NHL

Rangers take few steps ‘back’

Wade Redden’s play was the elephant nobody talked about in the Rangers locker room, a drag on his team and every defense partner two coaches tried with him over two years.

Forced to justify a bone-headed salary of $6 million, Tom Renney and John Tortorella kept playing Redden while trying to find the best place to hide him. But now he is in Hartford. And we don’t have Wade to kick around anymore in the press box, on the Garden’s 300 level, or in the private thoughts of defense partners who had been showing how much better than can be without him.

After three games when the Rangers’ defense was as good as the forwards and the forwards as good as the defense, neither was very good last night and backup goalie Marty Biron was even worse. Fact remains, however, the Rangers’ top four defensemen were on for every one of the Atlanta goals, four at even strength in the 6-4 Thrashers win.

Marc Staal got beaten cleanly wide by Bryan Little on the first Atlanta goal and on the third had the puck hop over his stick on a pinch.

“[Little] was flying through the neutral zone and I was kinda standing still,” Staal said. “I went for a pokecheck, missed and he got around me.

“If I could take [the third goal] back, I would have stopped it with my skate along the boards, made sure.”

Dan Girardi drifted far out of position with no back-side help on the second Thrashers goal, and on the fourth, well, we’re not quite sure what he was doing when Anthony Stewart got a pass-out past Michael Del Zotto.
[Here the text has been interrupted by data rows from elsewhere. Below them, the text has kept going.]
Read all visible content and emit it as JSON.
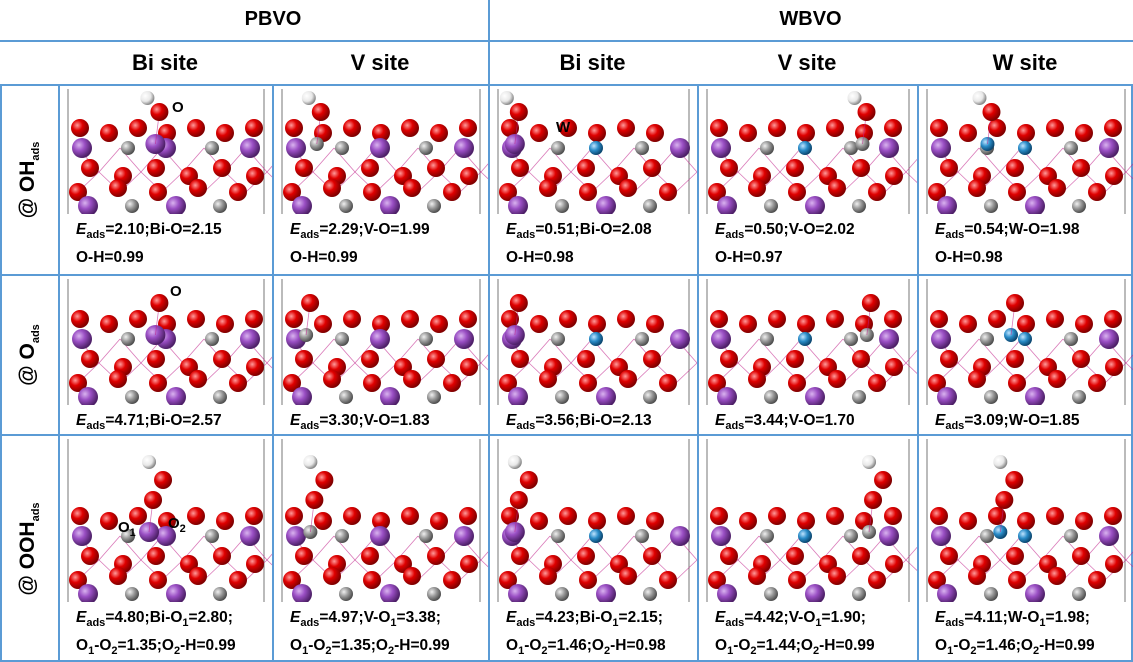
{
  "header": {
    "groups": [
      "PBVO",
      "WBVO"
    ],
    "columns": [
      "Bi site",
      "V site",
      "Bi site",
      "V site",
      "W site"
    ]
  },
  "rows": [
    {
      "label": [
        "@ OH",
        "ads"
      ],
      "cells": [
        {
          "annotations": [
            [
              "O"
            ]
          ],
          "lines": [
            [
              "E",
              "ads",
              "=2.10;Bi-O=2.15"
            ],
            [
              "O-H=0.99"
            ]
          ]
        },
        {
          "annotations": [],
          "lines": [
            [
              "E",
              "ads",
              "=2.29;V-O=1.99"
            ],
            [
              "O-H=0.99"
            ]
          ]
        },
        {
          "annotations": [
            [
              "W"
            ]
          ],
          "lines": [
            [
              "E",
              "ads",
              "=0.51;Bi-O=2.08"
            ],
            [
              "O-H=0.98"
            ]
          ]
        },
        {
          "annotations": [],
          "lines": [
            [
              "E",
              "ads",
              "=0.50;V-O=2.02"
            ],
            [
              "O-H=0.97"
            ]
          ]
        },
        {
          "annotations": [],
          "lines": [
            [
              "E",
              "ads",
              "=0.54;W-O=1.98"
            ],
            [
              "O-H=0.98"
            ]
          ]
        }
      ]
    },
    {
      "label": [
        "@ O",
        "ads"
      ],
      "cells": [
        {
          "annotations": [
            [
              "O"
            ]
          ],
          "lines": [
            [
              "E",
              "ads",
              "=4.71;Bi-O=2.57"
            ]
          ]
        },
        {
          "annotations": [],
          "lines": [
            [
              "E",
              "ads",
              "=3.30;V-O=1.83"
            ]
          ]
        },
        {
          "annotations": [],
          "lines": [
            [
              "E",
              "ads",
              "=3.56;Bi-O=2.13"
            ]
          ]
        },
        {
          "annotations": [],
          "lines": [
            [
              "E",
              "ads",
              "=3.44;V-O=1.70"
            ]
          ]
        },
        {
          "annotations": [],
          "lines": [
            [
              "E",
              "ads",
              "=3.09;W-O=1.85"
            ]
          ]
        }
      ]
    },
    {
      "label": [
        "@ OOH",
        "ads"
      ],
      "cells": [
        {
          "annotations": [
            [
              "O",
              "1"
            ],
            [
              "O",
              "2"
            ]
          ],
          "lines": [
            [
              "E",
              "ads",
              "=4.80;Bi-O",
              "1",
              "=2.80;"
            ],
            [
              "O",
              "1",
              "-O",
              "2",
              "=1.35;O",
              "2",
              "-H=0.99"
            ]
          ]
        },
        {
          "annotations": [],
          "lines": [
            [
              "E",
              "ads",
              "=4.97;V-O",
              "1",
              "=3.38;"
            ],
            [
              "O",
              "1",
              "-O",
              "2",
              "=1.35;O",
              "2",
              "-H=0.99"
            ]
          ]
        },
        {
          "annotations": [],
          "lines": [
            [
              "E",
              "ads",
              "=4.23;Bi-O",
              "1",
              "=2.15;"
            ],
            [
              "O",
              "1",
              "-O",
              "2",
              "=1.46;O",
              "2",
              "-H=0.98"
            ]
          ]
        },
        {
          "annotations": [],
          "lines": [
            [
              "E",
              "ads",
              "=4.42;V-O",
              "1",
              "=1.90;"
            ],
            [
              "O",
              "1",
              "-O",
              "2",
              "=1.44;O",
              "2",
              "-H=0.99"
            ]
          ]
        },
        {
          "annotations": [],
          "lines": [
            [
              "E",
              "ads",
              "=4.11;W-O",
              "1",
              "=1.98;"
            ],
            [
              "O",
              "1",
              "-O",
              "2",
              "=1.46;O",
              "2",
              "-H=0.99"
            ]
          ]
        }
      ]
    }
  ]
}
Michal Rozsival did not escape punishment, taking a first-period delay-of-game penalty that put the Rangers down two men before limping off in the third period with a knee hyperextension not believed serious. That’s good news, even if a booing Garden that has made Rozsival a better player on the road doesn’t want to believe how essential he remains.

“He plays most of the minutes because he’s in all situations,” Tortorella said in praise this week. “He gets turned over sometimes but has played some unbelievable hockey of late.

“He has stepped up his preparation, everything about his game. He’s a different player and it’s because he has a different intensity in practice that rolls over into the game.”

Because the Rangers don’t have a true No. 1 defenseman, they need Rozsival (on the offensive end) and Staal (on the defensive side) to play like good No. 2s.

They need for a talented No. 1 pick such as Del Zotto to continue to progress and for Girardi, whose mobility issues caused him to go undrafted, to remain a generally smart reader of plays, even if he wasn’t last night.

And then the Rangers need Matt Gilroy, Steve Eminger or Michael Sauer, all righties at risk on the left side, to prove trustworthy enough for Tortorella, who doesn’t have a 27-to-28-minute-a-game horse, to keep his top four from wearing down.

“They are engaged,” Tortorella had praised his defense generally before the game. “They have a little bit of arrogance in the neutral zone, standing up there, and in our end zone they are doing a much better job taking away time and space.”

Whatever room they leave only leaves more room for doubt about the 2010-11 Rangers. Inconsistency on the back line might have been the most consistent reason the Rangers struggled to ninth place last season. And last night suddenly it was 2009-10 again.